Иногда, нечаянно порезав Жан-Батисту палец или несколько пальцев, она прикрикивала на него, словно в ее неуклюжести был виноват он. Пространство между пальцами брить было особенно трудно. От алкоголя у мадам Шандонне дрожали руки и часто случались приступы ярости, поэтому, когда однажды она чуть не отрезала Жан-Батисту левый сосок, этим процедурам пришел конец. Отцу пришлось вызывать семейного доктора, мсье Рейно, который успокаивал Жан-Батиста, уговаривал его вести себя как ип grand garcon
[24]
, а малыш пронзительно кричал каждый раз, когда иголка пронзала его окровавленную кожу, пришивая бледный болтающийся сосок к пушистой груди.
Его мать-алкоголичка рыдала и заламывала руки, обвиняя le petit monstre vilain
[25]
в том, что он не мог посидеть смирно. Слуга вытирал кровь маленького монстра, а отец маленького монстра курил французские сигареты и жаловался, как тяжело иметь сына, носящего ип costume de singe — костюм обезьяны.

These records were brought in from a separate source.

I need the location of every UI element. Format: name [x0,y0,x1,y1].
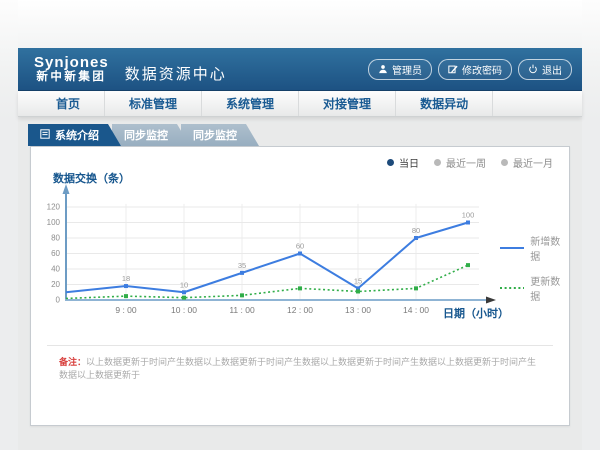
svg-text:0: 0 [56,296,61,305]
svg-text:35: 35 [238,261,246,270]
header-actions: 管理员 修改密码 退出 [368,59,572,80]
svg-text:120: 120 [47,203,61,212]
nav-item-data-change[interactable]: 数据异动 [396,91,493,116]
page: Synjones 新中新集团 数据资源中心 管理员 修改密码 退出 [18,0,582,450]
legend-label: 新增数据 [530,233,569,263]
tab-label: 系统介绍 [55,127,99,143]
svg-text:13 : 00: 13 : 00 [345,305,371,315]
chart-legend: 新增数据更新数据 [499,233,569,303]
range-radio-group: 当日 最近一周 最近一月 [387,155,553,170]
form-icon [40,129,50,142]
footer-note-text: 以上数据更新于时间产生数据以上数据更新于时间产生数据以上数据更新于时间产生数据以… [59,357,536,380]
nav-item-system[interactable]: 系统管理 [202,91,299,116]
range-radio-last-week[interactable]: 最近一周 [434,155,486,170]
change-password-label: 修改密码 [462,62,502,77]
logo-text-en: Synjones [34,55,109,71]
svg-text:日期（小时）: 日期（小时） [443,306,509,320]
person-icon [378,64,388,74]
radio-label: 最近一周 [446,155,486,170]
svg-text:10: 10 [180,280,188,289]
header-bar: Synjones 新中新集团 数据资源中心 管理员 修改密码 退出 [18,48,582,91]
solid-line-swatch-icon [499,244,524,252]
nav-item-integration[interactable]: 对接管理 [299,91,396,116]
main-nav: 首页标准管理系统管理对接管理数据异动 [18,91,582,117]
dotted-line-swatch-icon [499,284,524,292]
svg-text:80: 80 [51,234,60,243]
app-title: 数据资源中心 [125,63,227,84]
radio-label: 当日 [399,155,419,170]
svg-text:100: 100 [462,211,475,220]
svg-text:100: 100 [47,218,61,227]
line-chart: 0 20 40 60 80 100 120 9 : 00 10 : 00 11 : 00 12 : … [31,167,571,337]
power-icon [528,64,538,74]
svg-text:60: 60 [51,249,60,258]
svg-text:12 : 00: 12 : 00 [287,305,313,315]
svg-text:18: 18 [122,274,130,283]
user-button[interactable]: 管理员 [368,59,432,80]
svg-text:14 : 00: 14 : 00 [403,305,429,315]
radio-dot-icon [387,159,394,166]
tab-label: 同步监控 [124,127,168,143]
legend-item-updated-data: 更新数据 [499,273,569,303]
radio-label: 最近一月 [513,155,553,170]
company-logo[interactable]: Synjones 新中新集团 [34,55,109,84]
edit-icon [448,64,458,74]
tab-bar: 系统介绍 同步监控 同步监控 [18,117,582,146]
change-password-button[interactable]: 修改密码 [438,59,512,80]
radio-dot-icon [501,159,508,166]
footer-note: 备注：以上数据更新于时间产生数据以上数据更新于时间产生数据以上数据更新于时间产生… [47,345,553,381]
svg-text:10 : 00: 10 : 00 [171,305,197,315]
tab-label: 同步监控 [193,127,237,143]
svg-text:20: 20 [51,280,60,289]
radio-dot-icon [434,159,441,166]
legend-item-new-data: 新增数据 [499,233,569,263]
logout-label: 退出 [542,62,562,77]
range-radio-today[interactable]: 当日 [387,155,419,170]
chart-panel: 当日最近一周最近一月 数据交换（条） 0204060801001209 : 00… [30,146,570,426]
svg-text:60: 60 [296,242,304,251]
nav-item-home[interactable]: 首页 [32,91,105,116]
tab-system-intro[interactable]: 系统介绍 [28,124,121,146]
logout-button[interactable]: 退出 [518,59,572,80]
tab-sync-monitor-2[interactable]: 同步监控 [181,124,259,146]
legend-label: 更新数据 [530,273,569,303]
footer-note-label: 备注： [59,357,86,367]
svg-text:15: 15 [354,276,362,285]
range-radio-last-month[interactable]: 最近一月 [501,155,553,170]
svg-text:80: 80 [412,226,420,235]
svg-text:11 : 00: 11 : 00 [229,305,255,315]
svg-text:40: 40 [51,265,60,274]
top-strip [18,0,582,48]
main-content: 系统介绍同步监控同步监控 当日最近一周最近一月 数据交换（条） 02040608… [18,117,582,450]
logo-text-cn: 新中新集团 [34,71,109,83]
svg-text:9 : 00: 9 : 00 [115,305,137,315]
tab-sync-monitor-1[interactable]: 同步监控 [112,124,190,146]
nav-item-standards[interactable]: 标准管理 [105,91,202,116]
user-button-label: 管理员 [392,62,422,77]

Мсье Шандонне мог открыто говорить и шутить с мсье Рейно, единственным врачом, который мог приближаться к Жан-Батисту, когда тот, маленький монстр, ипе espece d'imbecile, рожденный в костюме обезьяны, жил с семьей в hotel particulier и ночевал в своей комнате в подвале. Никаких медицинских карточек, даже свидетельства о рождении, о чем позаботился мсье Рейно. Его вызывали к Жан-Батисту только в чрезвычайном случае, такие пустяки, как болезни или травмы, например, ушные боли, высокая температура, ожоги, вывихнутая лодыжка или запястье, вросший ноготь и другие несчастья, из-за которых многие дети его возраста попадали к врачу, в случае с Жан-Батистом не считались. Сейчас месье Рейно уже очень старый человек, но он не посмеет заговорить о Жан-Батисте, даже если пресса выложит кругленькую сумму, чтобы выпытать секреты о его бывшем печально известном пациенте.
81
Люси охватывает стыд и неподдельный страх.

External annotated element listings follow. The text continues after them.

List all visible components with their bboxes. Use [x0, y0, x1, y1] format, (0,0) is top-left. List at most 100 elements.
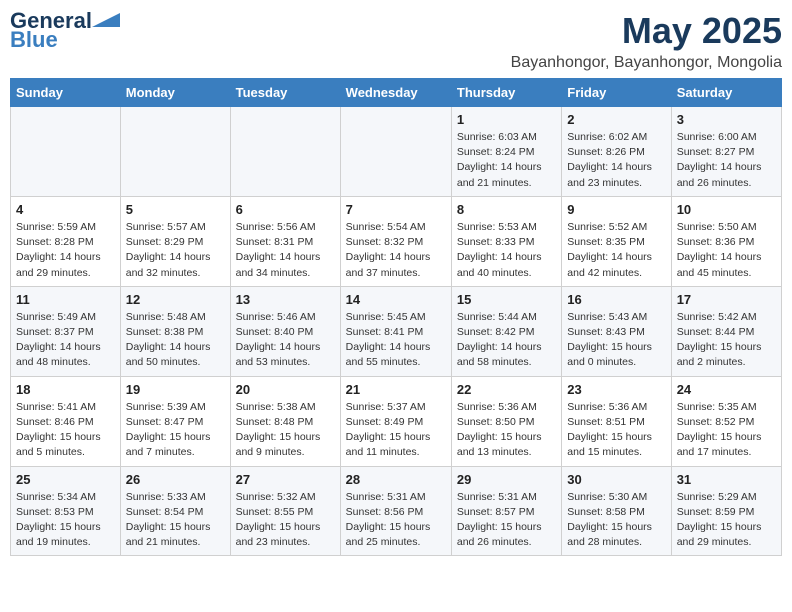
- day-number: 16: [567, 292, 665, 307]
- day-info: Sunrise: 5:43 AM Sunset: 8:43 PM Dayligh…: [567, 310, 665, 371]
- calendar-cell: 31 Sunrise: 5:29 AM Sunset: 8:59 PM Dayli…: [671, 466, 781, 556]
- logo-blue: Blue: [10, 29, 58, 51]
- column-header-tuesday: Tuesday: [230, 79, 340, 107]
- day-number: 18: [16, 382, 115, 397]
- calendar-cell: 28 Sunrise: 5:31 AM Sunset: 8:56 PM Dayli…: [340, 466, 451, 556]
- day-info: Sunrise: 5:31 AM Sunset: 8:56 PM Dayligh…: [346, 490, 446, 551]
- calendar-week-row: 25 Sunrise: 5:34 AM Sunset: 8:53 PM Dayli…: [11, 466, 782, 556]
- day-number: 27: [236, 472, 335, 487]
- calendar-cell: 6 Sunrise: 5:56 AM Sunset: 8:31 PM Daylig…: [230, 196, 340, 286]
- calendar-cell: [120, 107, 230, 197]
- calendar-cell: 3 Sunrise: 6:00 AM Sunset: 8:27 PM Daylig…: [671, 107, 781, 197]
- day-info: Sunrise: 5:45 AM Sunset: 8:41 PM Dayligh…: [346, 310, 446, 371]
- calendar-cell: 29 Sunrise: 5:31 AM Sunset: 8:57 PM Dayli…: [451, 466, 561, 556]
- day-number: 17: [677, 292, 776, 307]
- calendar-cell: 19 Sunrise: 5:39 AM Sunset: 8:47 PM Dayli…: [120, 376, 230, 466]
- day-info: Sunrise: 5:29 AM Sunset: 8:59 PM Dayligh…: [677, 490, 776, 551]
- calendar-cell: 30 Sunrise: 5:30 AM Sunset: 8:58 PM Dayli…: [562, 466, 671, 556]
- day-info: Sunrise: 5:39 AM Sunset: 8:47 PM Dayligh…: [126, 400, 225, 461]
- day-info: Sunrise: 6:02 AM Sunset: 8:26 PM Dayligh…: [567, 130, 665, 191]
- day-number: 31: [677, 472, 776, 487]
- column-header-sunday: Sunday: [11, 79, 121, 107]
- day-info: Sunrise: 5:36 AM Sunset: 8:51 PM Dayligh…: [567, 400, 665, 461]
- calendar-cell: 27 Sunrise: 5:32 AM Sunset: 8:55 PM Dayli…: [230, 466, 340, 556]
- day-number: 19: [126, 382, 225, 397]
- day-number: 24: [677, 382, 776, 397]
- calendar-cell: 1Sunrise: 6:03 AM Sunset: 8:24 PM Daylig…: [451, 107, 561, 197]
- day-number: 7: [346, 202, 446, 217]
- page-subtitle: Bayanhongor, Bayanhongor, Mongolia: [511, 54, 782, 72]
- calendar-cell: 5Sunrise: 5:57 AM Sunset: 8:29 PM Daylig…: [120, 196, 230, 286]
- column-header-saturday: Saturday: [671, 79, 781, 107]
- day-info: Sunrise: 5:46 AM Sunset: 8:40 PM Dayligh…: [236, 310, 335, 371]
- day-info: Sunrise: 5:57 AM Sunset: 8:29 PM Dayligh…: [126, 220, 225, 281]
- calendar-cell: 13 Sunrise: 5:46 AM Sunset: 8:40 PM Dayli…: [230, 286, 340, 376]
- calendar-cell: 22 Sunrise: 5:36 AM Sunset: 8:50 PM Dayli…: [451, 376, 561, 466]
- calendar-cell: 17 Sunrise: 5:42 AM Sunset: 8:44 PM Dayli…: [671, 286, 781, 376]
- day-number: 2: [567, 112, 665, 127]
- calendar-cell: 20 Sunrise: 5:38 AM Sunset: 8:48 PM Dayli…: [230, 376, 340, 466]
- calendar-week-row: 4 Sunrise: 5:59 AM Sunset: 8:28 PM Daylig…: [11, 196, 782, 286]
- title-block: May 2025 Bayanhongor, Bayanhongor, Mongo…: [511, 10, 782, 72]
- day-info: Sunrise: 5:49 AM Sunset: 8:37 PM Dayligh…: [16, 310, 115, 371]
- calendar-cell: 11Sunrise: 5:49 AM Sunset: 8:37 PM Dayli…: [11, 286, 121, 376]
- calendar-cell: 8Sunrise: 5:53 AM Sunset: 8:33 PM Daylig…: [451, 196, 561, 286]
- calendar-cell: 26Sunrise: 5:33 AM Sunset: 8:54 PM Dayli…: [120, 466, 230, 556]
- day-info: Sunrise: 5:41 AM Sunset: 8:46 PM Dayligh…: [16, 400, 115, 461]
- calendar-body: 1Sunrise: 6:03 AM Sunset: 8:24 PM Daylig…: [11, 107, 782, 556]
- calendar-cell: 12Sunrise: 5:48 AM Sunset: 8:38 PM Dayli…: [120, 286, 230, 376]
- day-number: 1: [457, 112, 556, 127]
- calendar-cell: 9Sunrise: 5:52 AM Sunset: 8:35 PM Daylig…: [562, 196, 671, 286]
- day-info: Sunrise: 6:00 AM Sunset: 8:27 PM Dayligh…: [677, 130, 776, 191]
- day-number: 3: [677, 112, 776, 127]
- day-number: 12: [126, 292, 225, 307]
- calendar-cell: 24Sunrise: 5:35 AM Sunset: 8:52 PM Dayli…: [671, 376, 781, 466]
- day-info: Sunrise: 5:31 AM Sunset: 8:57 PM Dayligh…: [457, 490, 556, 551]
- day-info: Sunrise: 5:54 AM Sunset: 8:32 PM Dayligh…: [346, 220, 446, 281]
- day-number: 25: [16, 472, 115, 487]
- column-header-wednesday: Wednesday: [340, 79, 451, 107]
- day-info: Sunrise: 5:56 AM Sunset: 8:31 PM Dayligh…: [236, 220, 335, 281]
- calendar-cell: 25 Sunrise: 5:34 AM Sunset: 8:53 PM Dayli…: [11, 466, 121, 556]
- day-info: Sunrise: 5:42 AM Sunset: 8:44 PM Dayligh…: [677, 310, 776, 371]
- logo-arrow-icon: [92, 13, 120, 27]
- calendar-week-row: 11Sunrise: 5:49 AM Sunset: 8:37 PM Dayli…: [11, 286, 782, 376]
- calendar-cell: 21 Sunrise: 5:37 AM Sunset: 8:49 PM Dayli…: [340, 376, 451, 466]
- day-number: 13: [236, 292, 335, 307]
- calendar-cell: 15 Sunrise: 5:44 AM Sunset: 8:42 PM Dayli…: [451, 286, 561, 376]
- day-number: 10: [677, 202, 776, 217]
- day-number: 6: [236, 202, 335, 217]
- calendar-cell: 23 Sunrise: 5:36 AM Sunset: 8:51 PM Dayli…: [562, 376, 671, 466]
- calendar-cell: 18 Sunrise: 5:41 AM Sunset: 8:46 PM Dayli…: [11, 376, 121, 466]
- calendar-header-row: SundayMondayTuesdayWednesdayThursdayFrid…: [11, 79, 782, 107]
- day-number: 14: [346, 292, 446, 307]
- day-number: 21: [346, 382, 446, 397]
- day-number: 4: [16, 202, 115, 217]
- day-number: 29: [457, 472, 556, 487]
- day-info: Sunrise: 5:30 AM Sunset: 8:58 PM Dayligh…: [567, 490, 665, 551]
- day-info: Sunrise: 5:59 AM Sunset: 8:28 PM Dayligh…: [16, 220, 115, 281]
- calendar-cell: [11, 107, 121, 197]
- day-info: Sunrise: 5:44 AM Sunset: 8:42 PM Dayligh…: [457, 310, 556, 371]
- calendar-cell: 4 Sunrise: 5:59 AM Sunset: 8:28 PM Daylig…: [11, 196, 121, 286]
- day-number: 26: [126, 472, 225, 487]
- day-number: 15: [457, 292, 556, 307]
- logo: General Blue: [10, 10, 120, 51]
- day-number: 20: [236, 382, 335, 397]
- calendar-cell: [340, 107, 451, 197]
- calendar-cell: 10Sunrise: 5:50 AM Sunset: 8:36 PM Dayli…: [671, 196, 781, 286]
- day-number: 9: [567, 202, 665, 217]
- day-info: Sunrise: 5:37 AM Sunset: 8:49 PM Dayligh…: [346, 400, 446, 461]
- calendar-week-row: 18 Sunrise: 5:41 AM Sunset: 8:46 PM Dayli…: [11, 376, 782, 466]
- day-info: Sunrise: 5:32 AM Sunset: 8:55 PM Dayligh…: [236, 490, 335, 551]
- day-number: 22: [457, 382, 556, 397]
- day-number: 30: [567, 472, 665, 487]
- calendar-cell: [230, 107, 340, 197]
- day-info: Sunrise: 5:34 AM Sunset: 8:53 PM Dayligh…: [16, 490, 115, 551]
- day-info: Sunrise: 5:36 AM Sunset: 8:50 PM Dayligh…: [457, 400, 556, 461]
- day-number: 28: [346, 472, 446, 487]
- day-number: 23: [567, 382, 665, 397]
- page-title: May 2025: [511, 10, 782, 52]
- day-info: Sunrise: 5:38 AM Sunset: 8:48 PM Dayligh…: [236, 400, 335, 461]
- column-header-thursday: Thursday: [451, 79, 561, 107]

Она рассказала Берген все, что произошло в номере 511 в гостинице «Рэдиссон», но не сказала, кто именно застрелил Рокко.
— Кто спустил курок, Люси? — настаивает Берген.
— Неважно.
— Раз ты не хочешь отвечать на мой вопрос, полагаю, это была ты.
Люси молчит.
Берген смотрит на сверкающие огни города, которые внезапно обрываются, превращаются в темноту Гудзона, и снова становятся переливчатыми огнями городских просторов Нью-Джерси. Расстояние между ней и Люси кажется непреодолимым, словно она стоит в воздухе по ту сторону окна.
Люси осторожно подходит ближе, хочет дотронуться до плеча Берген и ужасается при мысли, что если сделает это, Берген может исчезнуть навсегда.
— Марино не нужно об этом знать, — говорит Люси. — Моей тете тоже.
— Я должна тебя ненавидеть, — произносит Берген.
От нее пахнет духами. Уловив этот насыщенный, и в то же время легкий запах, Люси понимает, что Берген надушилась не для мужа, ведь его здесь нет.
— Называй это как хочешь, — продолжает Берген, — но вы с Руди совершили убийство.
— Слова, — отвечает Люси. — Потери на войне. Самозащита. Судебно-наказуемые проступки. Защита частной собственности. Все слова, законные термины, прикрывающие проступки, которые нельзя прощать, Хайме. Клянусь тебе, это не доставило мне никакой радости, никакого сладкого чувства отмщения. Он был жалким трусом, слюнтяем, в своей ужасной бесполезной жизни он жалел только об одном — что пришел его черед расплачиваться. Как мог у Марино родиться такой сын? Какие клетки должны соединиться в человеческом организме, чтобы появился Рокко?
— Кто еще знает?
— Руди. Теперь ты...
— Кто-нибудь еще? Может, это было задание? — не унимается Берген.
Люси размышляет об инсценированном убийстве Бентона, о многих событиях и разговорах, о которых никогда не расскажет Берген. Годами это терзало Люси, приводило ее в отчаянье.
— В этом косвенно замешаны и другие. Но я не могу об этом говорить. Правда, — отвечает Люси.
Берген не знает, что Бентон жив.
— Черт, какие другие?
— Я сказала косвенно. Не могу больше ничего сказать, не могу.